Saturday, April 08, 2006

macros, parameters; binding, and reference

Danny Yoo had an interesting question on the plt-scheme mailing list recently. At first it seemed like your standard non-hygienic, “I want this to mean something in here” macro question. I used to group macros into three levels of “hygienicness”: the hygienic ones, the ones that are morally hygienic in that the names they introduce are based on their input, and the totally non-hygienic ones that have a fixed name that they stick into the program. An example of the middle set is define-struct, and an example of the third set is a loop construct that binds the name yield in its body.

The third class used to offend me from a purist’s (semi-purist?) perspective. But it’s a very reasonable thing to want to do. Consider the class macro and the names it uses to do interesting things: super, public, field, init, and so on. It depends on those particular names.

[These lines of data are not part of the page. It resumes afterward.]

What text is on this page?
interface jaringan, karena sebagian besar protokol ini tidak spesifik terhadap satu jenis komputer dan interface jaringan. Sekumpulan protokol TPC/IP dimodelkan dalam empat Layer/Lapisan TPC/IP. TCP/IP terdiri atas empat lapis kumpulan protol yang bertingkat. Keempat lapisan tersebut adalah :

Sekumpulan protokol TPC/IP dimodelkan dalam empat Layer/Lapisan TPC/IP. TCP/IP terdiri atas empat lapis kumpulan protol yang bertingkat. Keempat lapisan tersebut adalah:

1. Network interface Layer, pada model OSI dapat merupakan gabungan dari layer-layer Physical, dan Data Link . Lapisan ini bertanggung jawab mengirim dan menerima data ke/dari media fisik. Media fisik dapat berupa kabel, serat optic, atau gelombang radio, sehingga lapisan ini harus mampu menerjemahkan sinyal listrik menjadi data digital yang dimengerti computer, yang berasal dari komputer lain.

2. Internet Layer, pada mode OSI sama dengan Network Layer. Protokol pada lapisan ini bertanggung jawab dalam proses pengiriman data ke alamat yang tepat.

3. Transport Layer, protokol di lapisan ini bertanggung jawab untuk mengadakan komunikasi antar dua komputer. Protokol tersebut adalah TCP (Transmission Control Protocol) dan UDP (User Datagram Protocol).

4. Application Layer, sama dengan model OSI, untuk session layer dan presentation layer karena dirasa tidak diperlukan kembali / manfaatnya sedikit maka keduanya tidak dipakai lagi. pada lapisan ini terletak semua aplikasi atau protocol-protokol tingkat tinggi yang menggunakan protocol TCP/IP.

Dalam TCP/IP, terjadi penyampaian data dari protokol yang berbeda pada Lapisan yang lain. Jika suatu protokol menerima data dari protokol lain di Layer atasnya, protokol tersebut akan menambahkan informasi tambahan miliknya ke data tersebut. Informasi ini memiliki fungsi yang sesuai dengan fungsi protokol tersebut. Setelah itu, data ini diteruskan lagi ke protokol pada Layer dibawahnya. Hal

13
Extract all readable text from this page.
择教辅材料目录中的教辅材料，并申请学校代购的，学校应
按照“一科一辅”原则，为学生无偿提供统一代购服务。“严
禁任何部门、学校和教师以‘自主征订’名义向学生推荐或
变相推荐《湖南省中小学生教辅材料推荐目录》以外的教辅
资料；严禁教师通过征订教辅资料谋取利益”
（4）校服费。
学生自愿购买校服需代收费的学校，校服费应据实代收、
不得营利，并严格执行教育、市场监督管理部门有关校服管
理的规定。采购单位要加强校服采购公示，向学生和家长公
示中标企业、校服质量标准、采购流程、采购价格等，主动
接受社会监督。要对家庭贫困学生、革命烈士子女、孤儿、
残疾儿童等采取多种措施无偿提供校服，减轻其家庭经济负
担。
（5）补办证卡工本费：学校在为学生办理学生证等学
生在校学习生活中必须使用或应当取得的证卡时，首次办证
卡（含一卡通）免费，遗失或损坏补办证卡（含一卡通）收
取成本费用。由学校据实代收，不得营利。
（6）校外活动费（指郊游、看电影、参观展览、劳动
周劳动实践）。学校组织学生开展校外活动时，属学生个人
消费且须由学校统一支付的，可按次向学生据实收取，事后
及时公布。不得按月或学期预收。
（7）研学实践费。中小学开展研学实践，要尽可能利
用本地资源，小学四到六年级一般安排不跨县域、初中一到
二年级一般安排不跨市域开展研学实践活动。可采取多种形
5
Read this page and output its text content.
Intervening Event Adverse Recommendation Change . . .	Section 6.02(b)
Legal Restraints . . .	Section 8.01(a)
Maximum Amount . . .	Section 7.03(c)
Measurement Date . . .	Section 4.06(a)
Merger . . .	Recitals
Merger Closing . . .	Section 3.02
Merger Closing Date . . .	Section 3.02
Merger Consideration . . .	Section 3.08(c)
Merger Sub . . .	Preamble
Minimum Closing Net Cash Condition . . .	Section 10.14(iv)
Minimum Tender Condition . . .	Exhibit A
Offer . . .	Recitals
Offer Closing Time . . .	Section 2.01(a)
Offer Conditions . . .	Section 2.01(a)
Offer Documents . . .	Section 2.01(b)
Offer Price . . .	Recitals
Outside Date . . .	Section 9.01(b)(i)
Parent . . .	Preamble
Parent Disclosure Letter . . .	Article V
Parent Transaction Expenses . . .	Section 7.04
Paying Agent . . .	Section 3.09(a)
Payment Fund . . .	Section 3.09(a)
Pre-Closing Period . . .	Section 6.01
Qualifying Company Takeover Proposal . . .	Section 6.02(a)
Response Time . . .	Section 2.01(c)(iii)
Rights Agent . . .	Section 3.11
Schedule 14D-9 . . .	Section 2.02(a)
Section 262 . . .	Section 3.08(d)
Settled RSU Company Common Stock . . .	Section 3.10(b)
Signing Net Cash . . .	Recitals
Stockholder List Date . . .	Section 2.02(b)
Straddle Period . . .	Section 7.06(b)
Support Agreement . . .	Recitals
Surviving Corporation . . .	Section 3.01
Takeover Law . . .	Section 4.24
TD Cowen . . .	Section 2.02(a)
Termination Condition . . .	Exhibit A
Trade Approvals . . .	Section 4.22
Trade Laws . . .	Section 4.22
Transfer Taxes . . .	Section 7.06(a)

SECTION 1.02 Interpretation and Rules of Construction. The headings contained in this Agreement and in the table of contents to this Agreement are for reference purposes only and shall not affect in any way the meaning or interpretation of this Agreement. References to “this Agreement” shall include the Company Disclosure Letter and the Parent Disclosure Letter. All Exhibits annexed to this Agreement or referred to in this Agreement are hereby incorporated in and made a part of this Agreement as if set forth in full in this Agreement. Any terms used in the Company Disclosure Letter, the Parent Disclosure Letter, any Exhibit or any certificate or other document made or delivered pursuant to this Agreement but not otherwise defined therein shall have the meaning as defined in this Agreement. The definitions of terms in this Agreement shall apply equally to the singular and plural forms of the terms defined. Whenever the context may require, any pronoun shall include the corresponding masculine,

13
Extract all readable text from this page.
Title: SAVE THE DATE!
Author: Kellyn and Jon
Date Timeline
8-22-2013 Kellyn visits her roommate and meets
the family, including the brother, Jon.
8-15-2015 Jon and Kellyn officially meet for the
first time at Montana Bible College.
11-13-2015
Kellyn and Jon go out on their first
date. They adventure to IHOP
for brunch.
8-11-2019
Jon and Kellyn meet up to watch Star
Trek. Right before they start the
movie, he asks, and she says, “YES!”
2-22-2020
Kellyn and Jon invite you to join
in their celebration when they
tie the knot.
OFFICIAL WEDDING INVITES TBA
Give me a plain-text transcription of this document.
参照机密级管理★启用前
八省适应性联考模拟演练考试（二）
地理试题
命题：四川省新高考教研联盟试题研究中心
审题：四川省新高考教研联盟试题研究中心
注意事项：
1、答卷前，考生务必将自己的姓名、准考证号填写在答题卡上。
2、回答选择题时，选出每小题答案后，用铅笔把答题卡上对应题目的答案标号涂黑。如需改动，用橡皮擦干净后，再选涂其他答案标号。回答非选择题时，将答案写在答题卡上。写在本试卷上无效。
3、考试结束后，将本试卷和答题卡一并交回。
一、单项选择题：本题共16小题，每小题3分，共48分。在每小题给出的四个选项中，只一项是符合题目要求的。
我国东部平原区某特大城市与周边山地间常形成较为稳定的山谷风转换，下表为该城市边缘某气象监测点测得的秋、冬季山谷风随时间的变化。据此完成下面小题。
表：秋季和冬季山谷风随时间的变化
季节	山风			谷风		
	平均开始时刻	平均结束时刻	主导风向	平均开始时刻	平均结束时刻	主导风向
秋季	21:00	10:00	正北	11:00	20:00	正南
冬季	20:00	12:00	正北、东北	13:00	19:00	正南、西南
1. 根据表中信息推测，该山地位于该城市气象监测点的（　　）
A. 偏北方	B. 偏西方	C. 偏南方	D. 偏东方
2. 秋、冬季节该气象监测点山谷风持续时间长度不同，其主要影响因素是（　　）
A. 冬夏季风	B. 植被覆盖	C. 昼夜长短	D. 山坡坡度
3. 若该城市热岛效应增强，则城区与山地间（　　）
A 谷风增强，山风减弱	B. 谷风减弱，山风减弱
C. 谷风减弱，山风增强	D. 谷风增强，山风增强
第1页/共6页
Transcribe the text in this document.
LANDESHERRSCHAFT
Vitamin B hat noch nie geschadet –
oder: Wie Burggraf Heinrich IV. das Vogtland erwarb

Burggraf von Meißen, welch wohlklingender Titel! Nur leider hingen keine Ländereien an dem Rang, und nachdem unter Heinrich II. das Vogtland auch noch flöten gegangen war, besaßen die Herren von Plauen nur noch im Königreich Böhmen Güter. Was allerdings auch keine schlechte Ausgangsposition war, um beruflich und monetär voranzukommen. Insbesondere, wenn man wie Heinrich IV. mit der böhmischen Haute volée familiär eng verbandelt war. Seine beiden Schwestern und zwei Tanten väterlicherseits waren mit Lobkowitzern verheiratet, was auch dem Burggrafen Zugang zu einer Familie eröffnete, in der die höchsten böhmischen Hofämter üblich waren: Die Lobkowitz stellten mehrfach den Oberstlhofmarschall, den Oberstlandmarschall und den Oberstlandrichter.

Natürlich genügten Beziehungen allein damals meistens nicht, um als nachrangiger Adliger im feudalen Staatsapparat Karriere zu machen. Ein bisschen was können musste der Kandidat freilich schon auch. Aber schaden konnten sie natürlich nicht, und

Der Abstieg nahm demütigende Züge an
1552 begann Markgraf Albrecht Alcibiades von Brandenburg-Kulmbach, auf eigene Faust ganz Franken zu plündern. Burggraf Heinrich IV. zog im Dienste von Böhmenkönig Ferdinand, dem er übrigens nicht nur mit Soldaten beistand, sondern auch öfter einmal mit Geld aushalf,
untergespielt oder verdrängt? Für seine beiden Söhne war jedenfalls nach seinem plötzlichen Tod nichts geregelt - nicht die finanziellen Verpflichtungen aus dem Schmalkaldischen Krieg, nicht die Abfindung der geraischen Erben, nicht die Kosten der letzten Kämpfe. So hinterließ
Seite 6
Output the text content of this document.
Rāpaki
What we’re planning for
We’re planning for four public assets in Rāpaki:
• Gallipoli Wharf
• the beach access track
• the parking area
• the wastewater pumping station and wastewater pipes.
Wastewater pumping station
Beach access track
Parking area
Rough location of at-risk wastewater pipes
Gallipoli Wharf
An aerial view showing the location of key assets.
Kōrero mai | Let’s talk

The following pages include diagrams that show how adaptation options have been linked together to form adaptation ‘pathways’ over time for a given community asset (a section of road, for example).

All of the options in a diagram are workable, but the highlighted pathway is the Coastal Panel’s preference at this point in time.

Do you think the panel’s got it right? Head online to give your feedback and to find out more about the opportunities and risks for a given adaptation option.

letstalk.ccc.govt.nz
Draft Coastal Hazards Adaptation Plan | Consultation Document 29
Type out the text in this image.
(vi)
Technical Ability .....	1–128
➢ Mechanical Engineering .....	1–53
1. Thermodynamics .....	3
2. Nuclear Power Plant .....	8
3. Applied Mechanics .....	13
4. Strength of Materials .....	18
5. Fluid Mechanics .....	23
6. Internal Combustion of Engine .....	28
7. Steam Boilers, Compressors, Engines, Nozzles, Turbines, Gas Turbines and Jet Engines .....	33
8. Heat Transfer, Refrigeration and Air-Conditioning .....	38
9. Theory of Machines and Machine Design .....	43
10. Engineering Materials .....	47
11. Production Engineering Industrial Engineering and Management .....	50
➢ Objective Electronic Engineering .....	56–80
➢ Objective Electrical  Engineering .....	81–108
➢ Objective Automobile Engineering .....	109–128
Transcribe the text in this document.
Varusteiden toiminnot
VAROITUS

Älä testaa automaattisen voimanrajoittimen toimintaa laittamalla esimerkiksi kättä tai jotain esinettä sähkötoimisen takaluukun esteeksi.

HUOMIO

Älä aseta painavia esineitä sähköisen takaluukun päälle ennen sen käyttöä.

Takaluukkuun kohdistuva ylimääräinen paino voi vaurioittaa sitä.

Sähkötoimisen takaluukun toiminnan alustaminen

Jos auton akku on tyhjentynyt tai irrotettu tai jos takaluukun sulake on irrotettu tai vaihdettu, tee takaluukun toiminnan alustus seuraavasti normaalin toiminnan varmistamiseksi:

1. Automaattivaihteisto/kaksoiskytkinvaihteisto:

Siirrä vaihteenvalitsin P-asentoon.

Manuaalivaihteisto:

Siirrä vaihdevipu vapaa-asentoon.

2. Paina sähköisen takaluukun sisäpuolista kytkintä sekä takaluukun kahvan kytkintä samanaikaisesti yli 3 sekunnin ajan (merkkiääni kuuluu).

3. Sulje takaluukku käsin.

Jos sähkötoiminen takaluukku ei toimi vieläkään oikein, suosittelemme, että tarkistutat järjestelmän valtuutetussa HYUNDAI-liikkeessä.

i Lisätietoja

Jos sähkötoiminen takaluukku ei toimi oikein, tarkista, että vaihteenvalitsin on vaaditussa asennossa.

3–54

Danny Yoo was writing a generator library. He had a define-generator form, used like this:

(define-generator (name . args) . body)

and he wanted yield to have a particular meaning inside of the generator body. He had used the usual non-hygienic technique of creating the right yield identifier using datum->syntax, but he was asking for other ideas.

Dave commented that non-hygienic macros typically do not play nicely together; that is, it can be hard to write other macros that expand into them, because you have to think about what version of the code you want to bind the variable in, and you can’t always tell... it’s a mess. Dave recommended creating two versions of the macro: a non-hygienic front-end that forged the yield identifier, and a hygienic back-end that did the actual implementation. People who wanted to further abstract over generator definitions could use the hygienic version.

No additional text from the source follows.